The Briton will start Sunday’s race from the third row of the grid in fifth after lapping 0.6 seconds slower than Ferrari pole-sitter Charles Leclerc.
Reigning champion Max Verstappen will start on the front row alongside Leclerc in second, with Ferrari and Red Bull looking like the early favourites.
“I generally feel positive about today,” Hamilton, who has won in Bahrain for the last three years in succession, told reporters after qualifying.
“We definitely didn’t expect to be fifth so I’m happy to be in there. The guys ahead, they are a lot quicker.
“But I do know there’s potential and we’ve just got to work very, very fast and be precise over these next weeks to try and close that gap as soon as we can,” added the 37-year-old.
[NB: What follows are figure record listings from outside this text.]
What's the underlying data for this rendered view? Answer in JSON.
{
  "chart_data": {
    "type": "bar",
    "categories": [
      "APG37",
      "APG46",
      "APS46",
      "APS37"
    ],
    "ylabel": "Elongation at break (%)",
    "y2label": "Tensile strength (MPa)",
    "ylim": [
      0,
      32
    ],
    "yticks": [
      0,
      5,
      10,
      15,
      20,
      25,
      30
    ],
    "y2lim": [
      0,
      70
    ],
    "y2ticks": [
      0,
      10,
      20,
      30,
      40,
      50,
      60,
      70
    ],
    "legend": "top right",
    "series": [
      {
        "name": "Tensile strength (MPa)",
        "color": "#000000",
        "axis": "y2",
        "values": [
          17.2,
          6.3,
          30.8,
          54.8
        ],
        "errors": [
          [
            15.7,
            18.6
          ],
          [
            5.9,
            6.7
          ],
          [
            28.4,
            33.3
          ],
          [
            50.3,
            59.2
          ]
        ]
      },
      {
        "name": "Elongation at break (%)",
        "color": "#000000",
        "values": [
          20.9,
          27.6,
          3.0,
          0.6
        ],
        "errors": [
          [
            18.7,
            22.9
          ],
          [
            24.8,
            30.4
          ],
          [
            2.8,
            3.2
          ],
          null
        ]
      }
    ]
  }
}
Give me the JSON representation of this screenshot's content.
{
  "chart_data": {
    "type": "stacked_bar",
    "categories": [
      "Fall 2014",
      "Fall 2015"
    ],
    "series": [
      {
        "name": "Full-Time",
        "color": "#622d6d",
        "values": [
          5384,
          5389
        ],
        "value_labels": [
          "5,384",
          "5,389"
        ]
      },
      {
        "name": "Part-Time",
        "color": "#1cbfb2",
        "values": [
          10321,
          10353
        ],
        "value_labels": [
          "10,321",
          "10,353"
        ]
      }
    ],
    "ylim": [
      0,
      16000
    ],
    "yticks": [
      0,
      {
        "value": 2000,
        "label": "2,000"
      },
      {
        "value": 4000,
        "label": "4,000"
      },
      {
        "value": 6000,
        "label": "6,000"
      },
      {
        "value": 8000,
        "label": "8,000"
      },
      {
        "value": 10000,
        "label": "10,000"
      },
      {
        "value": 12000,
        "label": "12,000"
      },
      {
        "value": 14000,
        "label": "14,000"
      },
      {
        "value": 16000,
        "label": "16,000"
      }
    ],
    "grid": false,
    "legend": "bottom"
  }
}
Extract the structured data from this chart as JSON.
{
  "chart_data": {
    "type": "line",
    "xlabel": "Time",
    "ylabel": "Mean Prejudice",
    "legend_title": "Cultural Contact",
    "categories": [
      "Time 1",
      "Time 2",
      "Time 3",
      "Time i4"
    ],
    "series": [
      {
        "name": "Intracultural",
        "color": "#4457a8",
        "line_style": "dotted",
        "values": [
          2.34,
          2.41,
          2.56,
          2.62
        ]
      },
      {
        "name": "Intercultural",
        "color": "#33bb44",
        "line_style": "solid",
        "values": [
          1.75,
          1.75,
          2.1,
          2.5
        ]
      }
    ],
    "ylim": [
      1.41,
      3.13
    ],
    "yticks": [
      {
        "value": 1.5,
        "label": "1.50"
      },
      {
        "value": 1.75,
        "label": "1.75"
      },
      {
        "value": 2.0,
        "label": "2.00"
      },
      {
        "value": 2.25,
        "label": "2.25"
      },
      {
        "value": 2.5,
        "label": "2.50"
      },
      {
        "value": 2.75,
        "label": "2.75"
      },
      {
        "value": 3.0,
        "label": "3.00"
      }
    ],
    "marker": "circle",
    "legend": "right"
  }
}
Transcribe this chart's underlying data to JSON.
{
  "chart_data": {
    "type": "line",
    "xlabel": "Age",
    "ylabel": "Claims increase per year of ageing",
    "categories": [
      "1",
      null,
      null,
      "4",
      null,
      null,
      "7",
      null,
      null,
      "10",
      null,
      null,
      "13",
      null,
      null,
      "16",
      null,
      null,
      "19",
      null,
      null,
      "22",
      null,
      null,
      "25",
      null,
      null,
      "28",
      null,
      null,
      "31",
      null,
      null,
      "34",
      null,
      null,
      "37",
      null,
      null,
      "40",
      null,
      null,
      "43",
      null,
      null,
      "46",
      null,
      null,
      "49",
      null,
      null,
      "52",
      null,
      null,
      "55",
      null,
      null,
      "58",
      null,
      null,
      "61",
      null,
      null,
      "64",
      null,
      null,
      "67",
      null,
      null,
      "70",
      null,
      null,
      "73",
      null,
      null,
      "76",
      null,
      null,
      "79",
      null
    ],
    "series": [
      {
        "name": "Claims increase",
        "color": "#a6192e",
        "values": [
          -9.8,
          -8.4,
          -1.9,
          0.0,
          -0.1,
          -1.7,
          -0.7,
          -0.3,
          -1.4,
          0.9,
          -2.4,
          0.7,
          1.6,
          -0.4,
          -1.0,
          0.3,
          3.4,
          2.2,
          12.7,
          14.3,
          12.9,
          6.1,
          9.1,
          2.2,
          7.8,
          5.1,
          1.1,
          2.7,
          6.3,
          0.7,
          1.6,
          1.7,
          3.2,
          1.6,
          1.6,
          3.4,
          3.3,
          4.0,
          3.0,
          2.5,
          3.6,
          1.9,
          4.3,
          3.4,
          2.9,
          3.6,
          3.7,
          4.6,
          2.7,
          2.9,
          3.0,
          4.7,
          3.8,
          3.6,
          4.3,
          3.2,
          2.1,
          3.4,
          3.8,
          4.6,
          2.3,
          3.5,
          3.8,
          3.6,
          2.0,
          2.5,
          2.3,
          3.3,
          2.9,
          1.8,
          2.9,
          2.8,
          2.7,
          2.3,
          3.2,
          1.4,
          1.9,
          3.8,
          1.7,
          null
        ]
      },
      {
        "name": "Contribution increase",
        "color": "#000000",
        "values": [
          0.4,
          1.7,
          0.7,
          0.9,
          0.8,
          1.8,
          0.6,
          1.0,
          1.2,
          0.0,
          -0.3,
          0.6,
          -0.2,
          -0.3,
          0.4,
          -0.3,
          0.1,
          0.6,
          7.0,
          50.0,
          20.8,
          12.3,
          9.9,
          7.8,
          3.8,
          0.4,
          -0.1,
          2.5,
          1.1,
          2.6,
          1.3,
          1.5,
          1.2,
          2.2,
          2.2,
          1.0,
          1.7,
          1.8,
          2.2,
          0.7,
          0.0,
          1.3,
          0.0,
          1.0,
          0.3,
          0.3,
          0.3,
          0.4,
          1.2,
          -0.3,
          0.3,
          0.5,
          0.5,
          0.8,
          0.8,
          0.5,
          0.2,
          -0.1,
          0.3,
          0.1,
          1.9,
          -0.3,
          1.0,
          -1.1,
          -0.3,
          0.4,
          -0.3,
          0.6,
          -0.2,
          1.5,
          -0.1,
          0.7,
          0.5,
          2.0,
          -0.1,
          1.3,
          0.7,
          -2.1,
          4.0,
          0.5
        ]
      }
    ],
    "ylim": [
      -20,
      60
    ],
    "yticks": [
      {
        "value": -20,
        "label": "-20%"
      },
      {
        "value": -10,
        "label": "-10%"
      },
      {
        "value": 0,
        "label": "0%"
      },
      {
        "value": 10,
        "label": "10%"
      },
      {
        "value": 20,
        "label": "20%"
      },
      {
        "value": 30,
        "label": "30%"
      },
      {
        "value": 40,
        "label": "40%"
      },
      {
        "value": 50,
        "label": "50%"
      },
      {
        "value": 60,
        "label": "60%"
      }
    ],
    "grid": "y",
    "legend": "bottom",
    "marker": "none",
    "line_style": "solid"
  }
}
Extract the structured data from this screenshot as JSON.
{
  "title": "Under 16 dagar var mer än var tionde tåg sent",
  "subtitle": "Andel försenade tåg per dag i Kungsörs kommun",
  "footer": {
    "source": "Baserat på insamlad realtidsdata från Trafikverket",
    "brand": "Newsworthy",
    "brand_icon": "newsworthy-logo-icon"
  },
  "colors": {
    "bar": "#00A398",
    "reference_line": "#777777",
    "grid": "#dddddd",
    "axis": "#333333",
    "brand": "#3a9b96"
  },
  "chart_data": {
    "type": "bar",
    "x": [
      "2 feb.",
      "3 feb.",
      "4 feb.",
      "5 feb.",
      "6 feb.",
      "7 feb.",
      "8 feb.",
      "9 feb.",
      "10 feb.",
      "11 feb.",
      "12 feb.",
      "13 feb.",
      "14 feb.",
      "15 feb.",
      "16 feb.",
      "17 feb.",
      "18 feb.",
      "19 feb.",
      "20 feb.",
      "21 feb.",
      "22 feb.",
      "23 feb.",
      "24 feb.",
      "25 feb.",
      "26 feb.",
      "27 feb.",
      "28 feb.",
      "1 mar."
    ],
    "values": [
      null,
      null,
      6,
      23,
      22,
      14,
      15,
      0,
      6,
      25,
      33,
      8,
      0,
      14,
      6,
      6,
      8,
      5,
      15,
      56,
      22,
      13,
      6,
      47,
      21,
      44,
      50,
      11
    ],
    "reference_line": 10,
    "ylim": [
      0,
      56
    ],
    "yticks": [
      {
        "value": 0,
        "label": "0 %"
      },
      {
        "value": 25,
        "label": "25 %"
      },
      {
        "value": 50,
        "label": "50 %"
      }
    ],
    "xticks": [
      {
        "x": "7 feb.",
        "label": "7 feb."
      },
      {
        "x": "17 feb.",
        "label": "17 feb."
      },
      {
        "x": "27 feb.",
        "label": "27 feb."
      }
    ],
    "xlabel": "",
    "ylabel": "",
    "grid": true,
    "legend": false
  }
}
Team mate George Russell will line up ninth for his first race as a full-time Mercedes driver. The Briton was instructed to push his tyres hard on his warm-up lap, which left him struggling for grip on his qualifying flier.
“I wanted to try something different,” said Russell.
“Unfortunately with that one and only lap in (the final phase of qualifying), I just got to turn one and had absolutely no grip.
“But we’re here to try stuff at the moment because we’re not where we want to be.”
Formula One has undergone its most radical rules overhaul in decades this season with cars drastically redesigned in a bid to improve the racing spectacle.
But Mercedes, gunning for a ninth straight constructors’ title, have struggled to unlock the speed from their revised car.
They have suffered more than most teams from “porpoising”, where cars bounce up and down as aerodynamic downforce is gained then lost, in a movement that has been likened to that of a porpoise through water.
Team boss Toto Wolff said Mercedes were already in the process of dialling out the problems.
“It’s all physics. It’s not mystics,” said the Austrian.
“We know where we lose, and now the catch-up game has started.”